A Prodi non si disobbedisce!

Alcune considerazioni sulla vicenda degli “espropri”

 

di Marco Veruggio

 

La vicenda dei cosiddetti espropri proletari in un supermercato e poi presso una delle librerie Feltrinelli di Roma offre spunto per una serie di riflessioni sia sulla traiettoria del movimento dei Disobbedienti sia su quella del nostro partito.

 

Azione simbolica e azione diretta

Per prima cosa una precisazione di carattere lessicale: non si è trattato – ce lo dicono gli stessi protagonisti – di espropri proletari. La pratica degli espropri, così come l’abbiamo conosciuta negli anni ’70, rientrava nella sfera della cosiddetta “azione diretta”, cioè di un’azione promossa da soggetti sociali organizzati per dare una risposta non mediata ad alcuni dei propri bisogni fondamentali: merci, abitazioni, cultura, ecc. Spesso ciò avveniva coinvolgendo folti gruppi di massaie, pensionati, disoccupati. Dario Fo ne trasse spunto per una divertente commedia, Non si paga, non si paga! che in qualche modo riproduceva il clima in cui avvenivano tali episodi e anche le contraddizioni che scoppiavano tra gli stessi protagonisti.

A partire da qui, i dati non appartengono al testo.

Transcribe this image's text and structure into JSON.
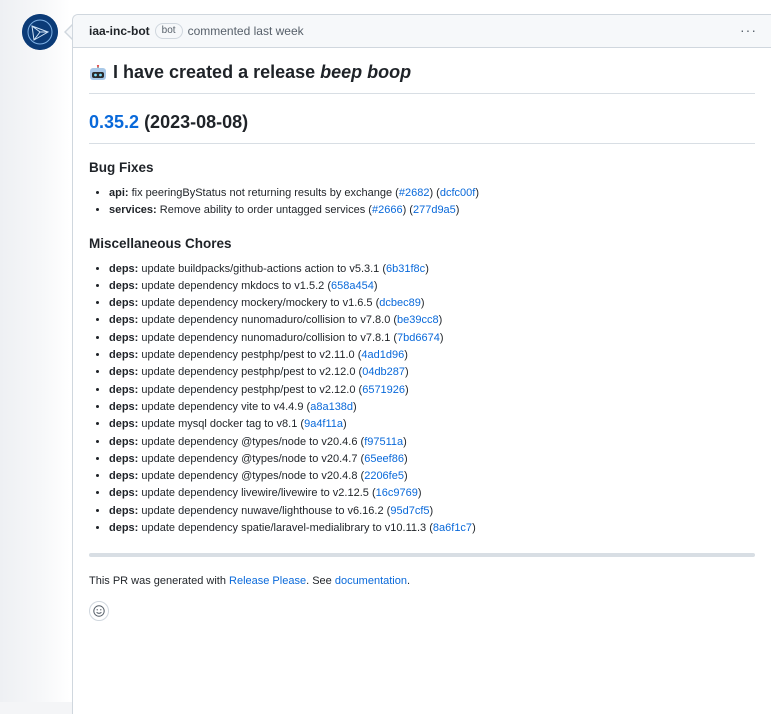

A Roma si è agito invece sul piano dell’ “azione simbolica”, che è una forma legittima di propaganda connaturata alla stessa pratica della disobbedienza, ma è altra cosa. In particolare nell’episodio del supermercato i protagonisti sono stati alcune decine di militanti di centri sociali, paracadutati da altri quartieri di Roma o addirittura dal nord est, i quali hanno svolto un’azione a partire non dai bisogni degli abitanti di quel quartiere, bensì dai propri. Ciò che più ha colpito la gente del quartiere e che è stato ovviamente sottolineato dalla stampa, è il fatto che i carrelli dello shopsurfing si siano riempiti di computer e telecamere digitali piuttosto che di generi alimentari. Non ne do’ un giudizio moralistico, perché è vero che oggi l’informatica è diventata quasi un genere di prima necessità per alcune fasce sociali. Il punto è che ciò probabilmente non valeva per la gente che assisteva a quell’iniziativa, in gran parte pensionati e casalinghe a quel che mi è stato raccontato. L’unico risultato è stato quello di dare visibilità mediatica ai vari Caruso e Casarin, oltre che scatenare una campagna stampa contro l’ “estremismo” della sinistra antagonista.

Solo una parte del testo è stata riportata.